As such, the economic recovery will be lopsided at best and will likely occur in waves that build and then recede. Restocking of inventories was an early driver of the recovery that seems to have peaked for now, but in several key trade lanes, spot freight rates are at all-time highs and, in many cases, there is no spare ship capacity. All the ships over 5,000 TEU are gainfully employed, and even in the smaller sizes, demand is easily outstripping supply.

For the liner companies, business is picking up and the storms appear to have passed for now. Maersk recently raised its earnings forecast for the year by over 10 percent, Ocean Network Express recorded a fourfold year-over-year increase in profit for the third quarter, and COSCO saw its net profit rise 210 percent year over year for the quarter.

So where does this take us in the year ahead?

For the carriers, we expect to see a continued emphasis on the ownership of large vessels. OOCL recently expanded its March order from five 23,000-TEU ships to 12 such vessels. With a length of about 400 meters and a breadth of 24 container rows, these ships cost roughly $157 million each. But OOCL is not alone; Mediterranean Shipping Co. (MSC) also ordered five similarly sized vessels at a cost of about $152 million per ship.

The current global fleet of vessels over 18,000 TEU comprises 129 ships with a total capacity of 2.6 million TEU. A further 28 ships are on order that will increase that total by more than 20 percent. By comparison, the rest of the large vessel fleet — i.e., ships with capacities of 7,500 to 18,000 TEU — numbers just under 1,000 ships with only 65 new vessels on order. The trend lines are clearly pointing toward larger ships, and this will continue in the coming year. And as the ships plying major trades get larger, parallel growth in the feeder ship market will continue as well.

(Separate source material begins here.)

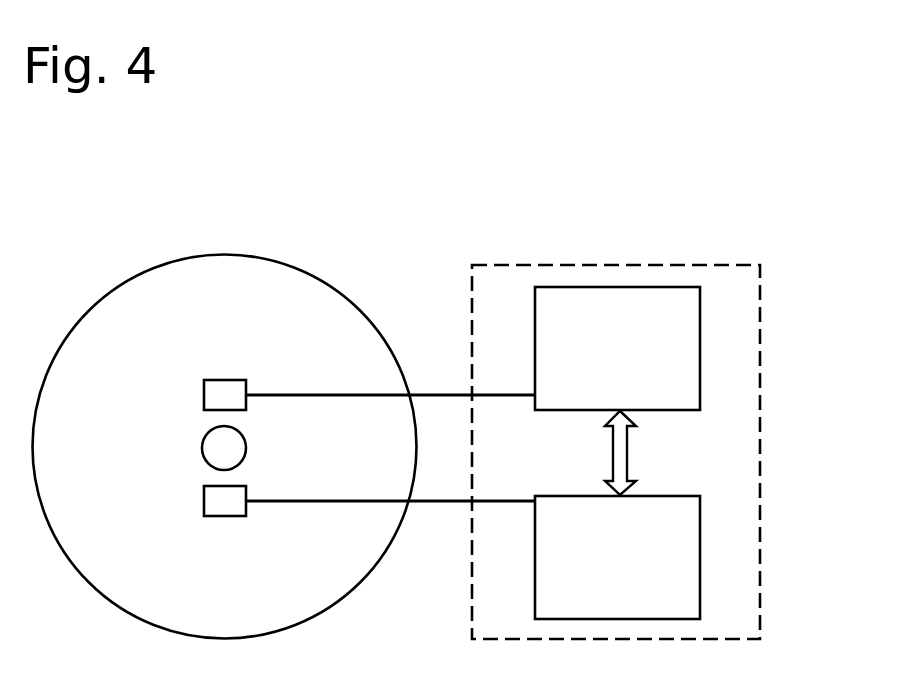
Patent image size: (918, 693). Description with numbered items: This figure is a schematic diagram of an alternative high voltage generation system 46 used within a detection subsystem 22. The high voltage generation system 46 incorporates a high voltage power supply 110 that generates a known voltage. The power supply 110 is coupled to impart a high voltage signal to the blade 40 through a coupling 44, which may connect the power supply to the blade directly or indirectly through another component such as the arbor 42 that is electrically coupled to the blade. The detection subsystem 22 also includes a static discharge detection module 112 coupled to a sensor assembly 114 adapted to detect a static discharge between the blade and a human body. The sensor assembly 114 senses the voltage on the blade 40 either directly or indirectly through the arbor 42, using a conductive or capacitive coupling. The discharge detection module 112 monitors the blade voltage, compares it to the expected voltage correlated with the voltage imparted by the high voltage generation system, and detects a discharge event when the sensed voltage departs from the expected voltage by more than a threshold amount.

We have seen a significant recovery in ship sales after activity plummeted during the height of the pandemic to levels not seen since the financial crisis of 2008. In fact, almost 200 transactions have taken place so far in 2020, with considerable activity in the larger vessel sizes. Panamax vessels have seen their prices rise by as much as 25 to 30 percent as charter rates for such vessels have hit levels not seen since 2011. Interestingly, the average age of ships sold has also risen from about 11 years to over 13 years.

With the firming of charter rates and a continued reduction in the inactive fleet, which stood at just 1.6 percent of total capacity as of late November, prices should continue to increase as the appetite of the tramp owners — i.e., non-liner companies — increases and the need for ships accelerates.

But booms follow busts and busts follow booms, so inevitably, the liner companies will not be able to sustain the profit level trajectory now in place. Still, they will have the capacity to handle sustained growth if it returns in earnest.